California Drug And Drug Testing Laws

California permits marijuana use, but its possession, use, and distribution for medical as well as recreational use are subject to specific regulations. The state has been at the forefront of legalizing marijuana. It legalized the medical use of marijuana in 1996 earlier than most other states. The legalization of recreational marijuana, however, started in 2016 when voters okayed the amendment on legalizing recreational use of marijuana.

Medical Marijuana Laws of California

The California Medical Marijuana Program was soon established when the medical cannabis proposition (Compassionate Use Act of 1996) was approved by the majority of voters on the 5th of November 1996. The section on the California Health and Safety Code was then modified to allow qualifying patients to legally obtain, grow, and use marijuana for medical purposes as per the recommendation of a licensed doctor. This Act likewise mandated a statewide lifting of prohibitions and penalties on the medical use of marijuana.

Subsequent amendments and Supreme Court rulings, however, clarified some of the vague wording on the Proposition 215. The Senate Bill 420, for example, of 2003 clarified the difference between patients and non-patients, and Governor, Gray Davis signed this clarification bill into law. This law likewise established an identification card system for qualifying patients and provisioned the formation of non-profit organizations or collectives that would provide the medical marijuana needs of patients. A crackdown on marijuana dispensaries, however, occurred on October 7 of 2011 that eventually subsided anyway.

Drug Possession Laws of California

The state of California still categorizes marijuana as a Schedule I hallucinogenic substance based on the California Uniform Controlled Substances Act. However, On November 8, 2016, the Proposition 64 which is also called the “Adult Use Marijuana Act” was okayed by voters and this law allowed persons aged 21 years of age or above who don’t belong to Medical Cannabis Program to legally grow up to six plants of marijuana and “to possess up to one ounce of flower and/or up to eight grams of concentrates.”

This law likewise directs the licensing of commercial cannabis production and of the retail sales of marijuana.

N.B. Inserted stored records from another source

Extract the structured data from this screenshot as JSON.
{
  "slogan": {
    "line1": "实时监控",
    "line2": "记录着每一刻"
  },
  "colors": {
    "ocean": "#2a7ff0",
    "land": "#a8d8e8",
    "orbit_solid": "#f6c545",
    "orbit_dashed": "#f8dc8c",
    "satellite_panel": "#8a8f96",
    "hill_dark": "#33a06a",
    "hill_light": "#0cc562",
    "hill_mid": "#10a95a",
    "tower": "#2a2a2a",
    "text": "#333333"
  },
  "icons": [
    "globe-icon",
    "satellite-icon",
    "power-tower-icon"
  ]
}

Licenses for the cultivation and business establishment will be issued in 2018. The state however still regulates the possession, use, selling, and cultivation of marijuana, and here the concomitant penalties and punishment for the violations of these regulations:

  • If you are caught possessing more than 28.5 grams, you will be charged with a misdemeanor, punishment of up to 6 months incarceration, and fine of up to $500.
  • If you are caught with 28.5 grams or less and you are 18 years of age or above, and you are caught within the school grounds, you will be charged with a misdemeanor, with up to 10 days of imprisonment and a fine of up to $500.
  • If you are younger than 18 years of age, you will be charged with a misdemeanor and would be penalized with a fine of up to $250 (first offense) and $500 maximum fine or commitment to a detention center for up to 10 days.
  • If you are caught with intent to distribute more than one ounce of marijuana, you will be charged with a misdemeanor, with 6 months of imprisonment, and a maximum fine of $500.
  • If you sell and deliver without a license any amount of marijuana, you will be charged with a misdemeanor with up to six months in jail, and a maximum fine of $500.
  • If you are 18 years of age and above, and you attempted to deliver any amount of marijuana to a 14-17 years old individual, you will be charged with a felony, with 3-5 years of imprisonment.

Can Employers Require their Employers to Undergo Drug Tests?

The state of California has regulations on drug testing in the workplace. For pre-employment and after employment testing, employers can require drug tests after a conditional offer of the job has been made to an applicant. Employers, however, are not required to conduct routine or random drug testing, but they can do so under certain statutory requirements:

  • If there is a reasonable suspicion that his/her use of drugs impairs an employee.
  • If there was an accident that caused injury, damages, and death in the workplace.

San Francisco has enacted a city ordinance pertinent to drug testing employees. Hence, it would be wise to consult legal counsel when conducting drug testing at the workplace in San Francisco area. Employers engaged in the operation of commercial transportation can also require their employees to undergo drug tests.